Wilkinson’s searing classic, Proud Flesh, is a blistering journal of love’s intensities and convulsions. Panning across its characters like a camera, this is lyric poetry as film noire, filled with jealousy, violence and sexual obsession. Incandescent images and language play across the bodies of the lovers, each caught, frame by frame, in an intense act of surveillance.


Contrivances

by John Wilkinson

Published 1 July 2003

Contrivances consists of four constellations of poems. It is characteristic of John Wilkinson's writing that each poem can be read either as self-sufficient or as interdependent with other poems in its group. Readers of his earlier books will recognise the precise resolution of these poems at a point just short of the fully-revealed.

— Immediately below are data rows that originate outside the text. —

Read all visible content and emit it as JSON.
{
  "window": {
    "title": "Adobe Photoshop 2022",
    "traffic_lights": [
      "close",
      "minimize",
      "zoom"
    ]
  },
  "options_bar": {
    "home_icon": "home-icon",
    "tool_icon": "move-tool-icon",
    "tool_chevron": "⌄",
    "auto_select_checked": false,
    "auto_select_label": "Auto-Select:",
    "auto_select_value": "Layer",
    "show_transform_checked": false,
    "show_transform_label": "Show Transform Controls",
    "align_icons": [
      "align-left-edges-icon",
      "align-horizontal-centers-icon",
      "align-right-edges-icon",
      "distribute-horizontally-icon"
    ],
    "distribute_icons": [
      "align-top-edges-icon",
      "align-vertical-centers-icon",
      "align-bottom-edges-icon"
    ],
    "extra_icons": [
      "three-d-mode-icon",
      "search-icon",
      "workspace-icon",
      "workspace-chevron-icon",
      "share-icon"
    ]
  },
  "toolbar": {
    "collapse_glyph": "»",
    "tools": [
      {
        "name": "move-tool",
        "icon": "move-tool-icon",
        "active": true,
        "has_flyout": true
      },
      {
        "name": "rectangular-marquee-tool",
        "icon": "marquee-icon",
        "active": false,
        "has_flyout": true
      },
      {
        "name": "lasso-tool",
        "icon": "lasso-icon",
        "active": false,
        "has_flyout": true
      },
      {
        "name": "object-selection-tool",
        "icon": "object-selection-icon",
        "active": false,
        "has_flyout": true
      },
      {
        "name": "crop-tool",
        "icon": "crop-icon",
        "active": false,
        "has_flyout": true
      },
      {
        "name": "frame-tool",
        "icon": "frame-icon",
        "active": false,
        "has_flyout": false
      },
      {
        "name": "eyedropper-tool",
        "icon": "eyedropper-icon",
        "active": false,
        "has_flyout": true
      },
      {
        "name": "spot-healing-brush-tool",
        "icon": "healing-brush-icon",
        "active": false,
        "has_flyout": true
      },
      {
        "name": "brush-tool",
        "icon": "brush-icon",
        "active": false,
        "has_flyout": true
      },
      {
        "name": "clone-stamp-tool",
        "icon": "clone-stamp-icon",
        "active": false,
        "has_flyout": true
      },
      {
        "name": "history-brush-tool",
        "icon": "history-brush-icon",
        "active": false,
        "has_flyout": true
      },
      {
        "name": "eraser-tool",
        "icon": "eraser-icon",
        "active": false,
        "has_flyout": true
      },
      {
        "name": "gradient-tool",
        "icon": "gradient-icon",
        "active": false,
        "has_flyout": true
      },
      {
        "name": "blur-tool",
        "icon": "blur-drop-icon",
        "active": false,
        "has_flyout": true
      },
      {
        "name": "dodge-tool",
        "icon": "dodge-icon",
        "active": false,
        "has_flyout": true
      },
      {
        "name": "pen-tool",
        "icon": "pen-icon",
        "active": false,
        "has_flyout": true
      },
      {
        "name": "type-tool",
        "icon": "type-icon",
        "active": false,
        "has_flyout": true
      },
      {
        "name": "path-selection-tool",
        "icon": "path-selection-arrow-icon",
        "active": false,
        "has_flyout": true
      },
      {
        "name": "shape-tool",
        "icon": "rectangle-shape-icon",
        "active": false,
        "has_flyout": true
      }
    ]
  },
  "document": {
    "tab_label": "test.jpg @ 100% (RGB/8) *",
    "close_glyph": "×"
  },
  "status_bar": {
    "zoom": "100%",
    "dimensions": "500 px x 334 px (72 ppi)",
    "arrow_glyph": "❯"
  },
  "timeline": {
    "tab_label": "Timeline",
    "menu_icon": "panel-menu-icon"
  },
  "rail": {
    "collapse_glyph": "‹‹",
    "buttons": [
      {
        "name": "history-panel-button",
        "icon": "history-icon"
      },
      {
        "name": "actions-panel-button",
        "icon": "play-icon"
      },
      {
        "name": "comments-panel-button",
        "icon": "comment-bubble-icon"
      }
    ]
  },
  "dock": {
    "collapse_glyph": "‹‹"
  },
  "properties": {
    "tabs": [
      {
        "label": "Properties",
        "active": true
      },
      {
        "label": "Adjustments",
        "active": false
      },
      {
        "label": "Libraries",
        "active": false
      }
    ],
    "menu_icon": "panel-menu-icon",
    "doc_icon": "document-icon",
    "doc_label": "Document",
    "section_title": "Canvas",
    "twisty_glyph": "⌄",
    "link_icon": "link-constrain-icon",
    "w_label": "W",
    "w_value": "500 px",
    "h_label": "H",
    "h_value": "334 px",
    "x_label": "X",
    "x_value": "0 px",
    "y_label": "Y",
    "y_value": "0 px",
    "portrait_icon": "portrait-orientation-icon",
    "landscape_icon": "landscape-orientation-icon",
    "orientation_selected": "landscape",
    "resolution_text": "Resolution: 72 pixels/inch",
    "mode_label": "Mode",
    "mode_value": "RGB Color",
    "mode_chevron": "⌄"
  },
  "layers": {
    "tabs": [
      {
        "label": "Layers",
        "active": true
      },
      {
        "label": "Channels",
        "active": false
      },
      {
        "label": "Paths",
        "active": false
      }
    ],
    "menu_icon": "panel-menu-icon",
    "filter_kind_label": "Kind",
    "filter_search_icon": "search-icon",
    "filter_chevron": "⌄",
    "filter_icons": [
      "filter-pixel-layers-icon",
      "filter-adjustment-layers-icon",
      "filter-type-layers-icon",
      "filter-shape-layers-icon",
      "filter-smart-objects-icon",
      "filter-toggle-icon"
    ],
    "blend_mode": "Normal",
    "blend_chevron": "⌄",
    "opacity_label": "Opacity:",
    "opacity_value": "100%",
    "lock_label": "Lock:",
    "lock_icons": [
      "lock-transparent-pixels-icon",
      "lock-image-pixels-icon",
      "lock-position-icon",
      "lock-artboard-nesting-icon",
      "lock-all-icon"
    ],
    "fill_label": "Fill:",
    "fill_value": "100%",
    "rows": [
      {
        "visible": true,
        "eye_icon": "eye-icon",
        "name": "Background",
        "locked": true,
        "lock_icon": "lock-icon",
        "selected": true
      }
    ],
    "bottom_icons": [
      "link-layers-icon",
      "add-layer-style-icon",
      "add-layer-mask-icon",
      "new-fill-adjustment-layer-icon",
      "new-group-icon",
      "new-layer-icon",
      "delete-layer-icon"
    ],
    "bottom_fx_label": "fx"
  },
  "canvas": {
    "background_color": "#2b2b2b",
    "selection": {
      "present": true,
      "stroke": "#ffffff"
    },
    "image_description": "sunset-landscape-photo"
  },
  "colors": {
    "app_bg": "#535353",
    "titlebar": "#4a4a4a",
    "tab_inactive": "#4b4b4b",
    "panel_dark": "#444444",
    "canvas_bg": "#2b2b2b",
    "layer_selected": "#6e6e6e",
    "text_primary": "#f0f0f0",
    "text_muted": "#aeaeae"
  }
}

In `Saccades' the routines of bureaucracy, commuting and consumption invade the body and psyche. The poems in this constellation interlock, engage in small local machineries, and mill unrelentingly, although spasms of malfunction permit moments of joy before self-righting functions reinstate the poems' unnerving synchromesh.

`Signs of an Intruder' consists of more informal, open and sensuously-responsive poems, although even the Tuscan landscape where several take place is invaded by forms of surveillance. The poems stretch and play between benign and malign surveillance, pleasure and regret.

`The Still-Piercing Air'is the smallest group and the most conventional in its poetic procedures. Harmless parks and public amusements, flowers and water features, lines from Shakespeare - turn malevolent as the occupants of a consciousness forced into reflection through isolation.

The final group, `Case in Point', was described by Wilkinson in introducing a reading as `neo-baroque flummery'. This describes an elaborate diction and an element of Hispano-Catholic grotesquerie acknowledged in one of the poems as `after Richard Crashaw'.

John Wilkinson's poems are intellectually ambitious, but this description of Contrivances does not convey how directly involving they can be. This may be due in part to a unusual cadence which is at once absolutely urgent and reflexively hanging. Contrivances may be his most demanding book, but it has much to offer the unfamiliar reader.


Schedule of Unrest

by John Wilkinson

Published 15 September 2014

Schedule of Unrest selects from John Wilkinson’s collections of poetry published from 1974 to 2008. A growing readership is seeking ways into an impassioned and beautiful body of writing. The unfamiliarity of its surfaces and soundscapes have too long delayed its appreciation. This book, selected by a scholar of Wilkinson’s work, will further enlarge his readership, as well as providing a convenient resource for teachers. In one volume, both Wilkinson’s troubled internal lyric and the breadth of his social and political engagements are well represented.


Lake Shore Drive

by John Wilkinson

Published 15 July 2006

Lake Shore Drive is John Wilkinson's most public, openly political and expansive book. By contrast with the baroque architectonics of his last Salt book, Contrivances, Lake Shore Drive is wide-ranging and variously vernacular in both scope and form, en route between New York City, Damascus, East London and the Welsh, Cornish and Indiana shorelines. Four poem clusters provide the book's binding force in asphalt and marram grass, protein receptor sites and the remembrance of corrupt data. Among these are interwoven short poems as compressed as expletives, and technicolor desertscapes, along with a gaggle of geese and dollops of general balm. This book will ensure that John Wilkinson's poetry becomes the resort of a much extended readership.


Flung Clear

by John Wilkinson

Published 25 November 2010

First published in 1994, Flung Clear collects John Wilkinson’s poems of the late 1980s and early 1990s, written in Birmingham and Cairo. Now recognised as a central English work of the period extending from the Miners’ Strike to the first Gulf War, Flung Clear combines political urgency, self-invention and poetical scope. The collection includes the pamphlets Hid Lip, Bones of Contention, The Speaking Twins, Stages along the Lichway and The Nile.